Ainsi, tu es un prudent, ou une prudente, tu sais que l’habit ne fait pas le moine, qu’il faut se méfier de l’eau qui dort, qu’il n’y a pas de fumée sans feu, que c’est avec du miel qu’on prend les mouches, qu’un bon tien vaut mieux que deux tu l’auras, que chat échaudé craint l’eau froide… Tu ne serres pas la main d’un inconnu, tu n’ouvres pas ta porte à n’importe qui, tu tournes sept fois ta langue avant de parler, tu demandes un devis avant les travaux, tu n’accordes ton amitié à un quidam qu’après avoir mangé avec lui un boisseau de sel et quand tu rencontres quelqu’un de vraiment généreux, tu te demandes ce qu’il va te demander en échange… Mais non, je blague, tu as juste choisi de lire ce chapitre pour voir ce qu’il racontait, mais dans la vie réelle tu n’es pas comme ça. Peu importe. De toute façon la lecture est un acte solitaire et tu choisis ton chemin sans être observé par personne, dans le secret de l’isoloir, en somme.

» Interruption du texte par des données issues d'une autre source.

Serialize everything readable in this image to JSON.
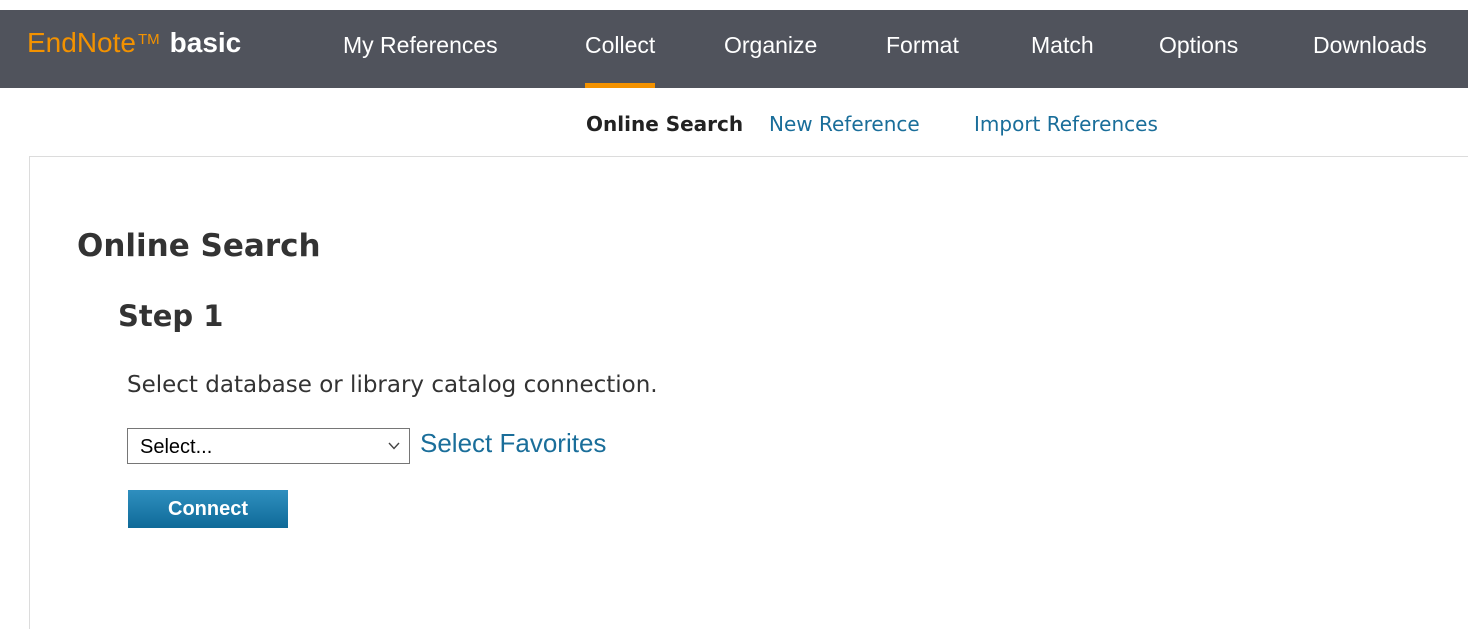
{
  "brand": {
    "name": "EndNote",
    "trademark": "TM",
    "edition": "basic",
    "accent_color": "#f39200"
  },
  "nav": {
    "items": [
      {
        "label": "My References"
      },
      {
        "label": "Collect",
        "active": true
      },
      {
        "label": "Organize"
      },
      {
        "label": "Format"
      },
      {
        "label": "Match"
      },
      {
        "label": "Options"
      },
      {
        "label": "Downloads"
      }
    ]
  },
  "subnav": {
    "current": "Online Search",
    "links": [
      "New Reference",
      "Import References"
    ]
  },
  "main": {
    "title": "Online Search",
    "step": "Step 1",
    "instruction": "Select database or library catalog connection.",
    "select_value": "Select...",
    "favorites_link": "Select Favorites",
    "connect_label": "Connect"
  },
  "colors": {
    "topbar": "#50535c",
    "link": "#1a6e9a",
    "button": "#0f6a98"
  },
  "icons": {
    "select_arrow": "chevron-down-icon"
  }
}
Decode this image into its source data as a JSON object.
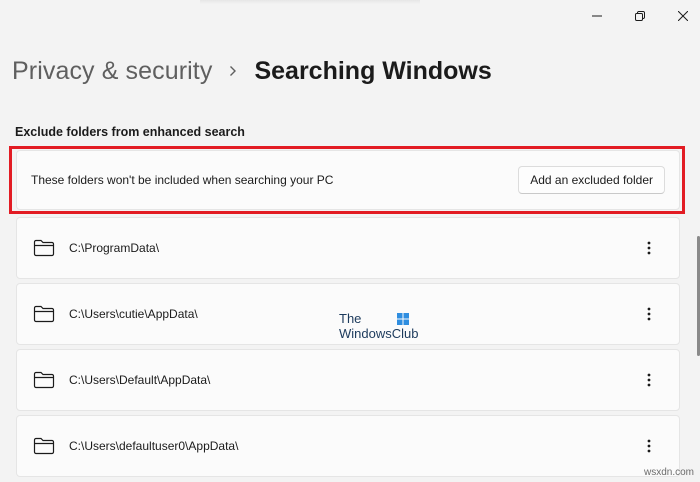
{
  "breadcrumb": {
    "parent": "Privacy & security",
    "current": "Searching Windows"
  },
  "section": {
    "heading": "Exclude folders from enhanced search"
  },
  "header_card": {
    "description": "These folders won't be included when searching your PC",
    "add_button": "Add an excluded folder"
  },
  "folders": [
    {
      "path": "C:\\ProgramData\\"
    },
    {
      "path": "C:\\Users\\cutie\\AppData\\"
    },
    {
      "path": "C:\\Users\\Default\\AppData\\"
    },
    {
      "path": "C:\\Users\\defaultuser0\\AppData\\"
    }
  ],
  "watermark": {
    "line1": "The",
    "line2": "WindowsClub"
  },
  "site_mark": "wsxdn.com",
  "colors": {
    "highlight": "#e21b23",
    "background": "#f3f3f3",
    "card": "#fbfbfb"
  },
  "icons": {
    "window": [
      "minimize-icon",
      "maximize-icon",
      "close-icon"
    ],
    "breadcrumb_separator": "chevron-right-icon",
    "folder": "folder-icon",
    "row_menu": "more-vertical-icon"
  }
}
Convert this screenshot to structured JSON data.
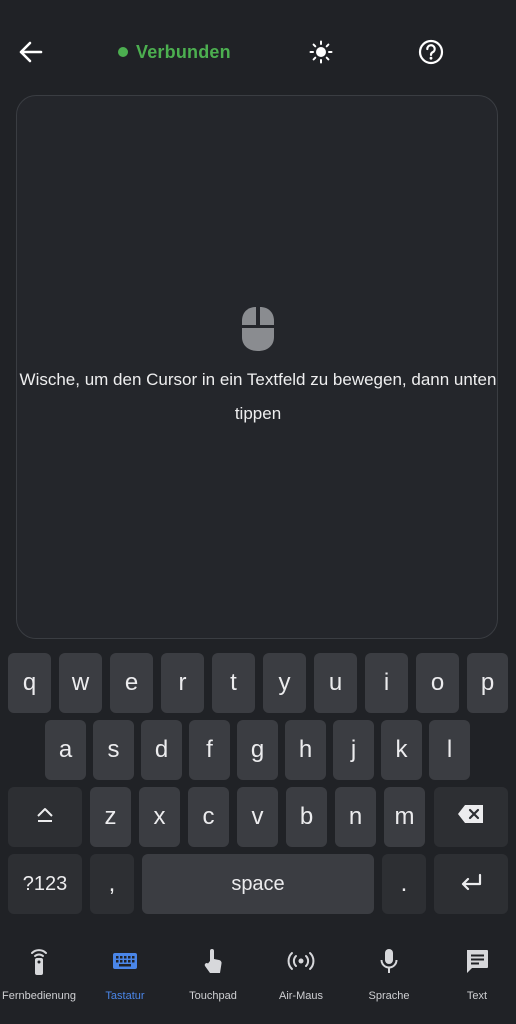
{
  "header": {
    "status": "Verbunden",
    "status_color": "#4caf50",
    "icons": [
      "back-arrow-icon",
      "brightness-icon",
      "help-icon"
    ]
  },
  "touchpad": {
    "hint": "Wische, um den Cursor in ein Textfeld zu bewegen, dann unten tippen",
    "icon": "mouse-icon"
  },
  "keyboard": {
    "row1": [
      "q",
      "w",
      "e",
      "r",
      "t",
      "y",
      "u",
      "i",
      "o",
      "p"
    ],
    "row2": [
      "a",
      "s",
      "d",
      "f",
      "g",
      "h",
      "j",
      "k",
      "l"
    ],
    "row3": [
      "z",
      "x",
      "c",
      "v",
      "b",
      "n",
      "m"
    ],
    "symbols_label": "?123",
    "comma_label": ",",
    "space_label": "space",
    "period_label": ".",
    "icons": [
      "shift-icon",
      "backspace-icon",
      "enter-icon"
    ]
  },
  "nav": {
    "active_color": "#4a86e8",
    "items": [
      {
        "label": "Fernbedienung",
        "icon": "remote-icon"
      },
      {
        "label": "Tastatur",
        "icon": "keyboard-icon"
      },
      {
        "label": "Touchpad",
        "icon": "touch-icon"
      },
      {
        "label": "Air-Maus",
        "icon": "air-mouse-icon"
      },
      {
        "label": "Sprache",
        "icon": "microphone-icon"
      },
      {
        "label": "Text",
        "icon": "text-message-icon"
      }
    ]
  }
}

Bon d’accord, tu as refusé… Qu’est-ce que ton auteur va bien pouvoir faire de toi? Lui, il pensait que tu allais accepter la proposition, c’est à dire l’aventure… Il n’a laissé ouverte la possibilité de dire non que par honnêteté intellectuelle, il s’est dit : là, le lecteur pourrait se méfier mais c’était une supposition théorique, jamais il n’a pensé que quelqu’un dirait : chiche. Et maintenant, il faut qu’il l’écrive, ce satané chapitre de la méfiance.
Où va aller quelqu’un qui se méfie ?
D’abord, il va rentrer chez lui. Mettre fin aux voyages, à la circulation, à l’errance. Le plus vite possible.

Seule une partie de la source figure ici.